Which kernel-mode drivers should I worry about?

Some widely distributed kernel-mode drivers contain vulnerabilities that are known to attackers. These attackers know that when they breach a Windows machine, they can look at the kernel-mode drivers running on it to see if any of them are familiar and can be readily used to elevate their privileges on the machine.
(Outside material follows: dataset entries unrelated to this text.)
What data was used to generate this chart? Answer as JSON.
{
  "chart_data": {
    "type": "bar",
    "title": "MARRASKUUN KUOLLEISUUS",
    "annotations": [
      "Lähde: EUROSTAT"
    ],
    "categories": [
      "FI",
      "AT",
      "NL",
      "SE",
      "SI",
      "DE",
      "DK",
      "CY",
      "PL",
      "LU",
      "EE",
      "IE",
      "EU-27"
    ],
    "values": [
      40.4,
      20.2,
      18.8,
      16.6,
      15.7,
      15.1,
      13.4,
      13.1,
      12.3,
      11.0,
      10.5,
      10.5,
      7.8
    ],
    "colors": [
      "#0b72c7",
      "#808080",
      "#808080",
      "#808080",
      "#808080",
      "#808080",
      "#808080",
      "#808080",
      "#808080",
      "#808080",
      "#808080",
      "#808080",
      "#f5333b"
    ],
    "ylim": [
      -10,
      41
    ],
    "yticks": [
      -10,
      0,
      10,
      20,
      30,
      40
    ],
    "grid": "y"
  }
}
Of course, with administrative privileges, attackers can also load new drivers onto a machine. They may attempt to install a known vulnerable driver or a custom-made malicious driver to provide themselves with more tools to control the victim host.

A community-driven initiative called LOLDrivers - or “Living Off the Land Drivers”, in reference to attackers who “live off the land” by using tools already on their victim machine - emerged in the last few years, cataloging known vulnerable or malicious drivers. By maintaining an up-to-date list of these problematic drivers, the project aims to provide a valuable resource for security professionals seeking to defend against these techniques. Incorporating this list into security tools, such as driver enumeration plugins, enables proactive detection and mitigation of threats before they can cause harm.

What is Tenable doing to help mitigate this risk?

Tenable Research has developed a new set of plugins for Tenable Nessus, Tenable Security Center, Tenable Vulnerability Management and Tenable One to help practitioners gain visibility into the risky third-party drivers on their assets.

First, the Windows System Driver Enumeration plugin will list the third-party (i.e., those not provided by Microsoft) kernel-mode drivers installed on a Windows machine. Scan results will document all detected third-party system drivers and can provide an inventory across an organization’s Windows population. The results are not indicative of malicious activity by themselves – they are a way to provide awareness of which drivers have privileged access to Windows machines. Second, the LOLDrivers Detected plugin will cross-reference the list of drivers detected in the prior plugin with the list published by the LOLDrivers project. These drivers are either known to be malicious or are vulnerable to known attacks and should be remediated.

Tenable Research recommends regularly reviewing the results for the second plugin and investigating them by reviewing the relevant entry on the LOLDrivers website. If a malicious file is detected, initiating an incident investigation is appropriate, as you would in any case of detecting malware. A known vulnerable driver should be updated in accordance with the instructions from the vendor that provided the driver.

If there is a concern about a legitimate driver that might cause an impact to the environment, the enumeration plugin will allow a broader view into the organization’s driver inventory for a faster way to identify affected assets. Unsure what you should do about a specific driver that’s been detected? Contact the vendor that created the driver, as they’re the best resource to provide details on how it is used with their software and why it needs kernel access.

Enhancing security awareness with driver enumeration tools

Staying ahead of potential threats is crucial. The new driver enumeration plugin, leveraging the power of the LOLDrivers project, offers a practical and effective solution for enhancing system security by improving a security team’s awareness of a source of risk to their Windows assets.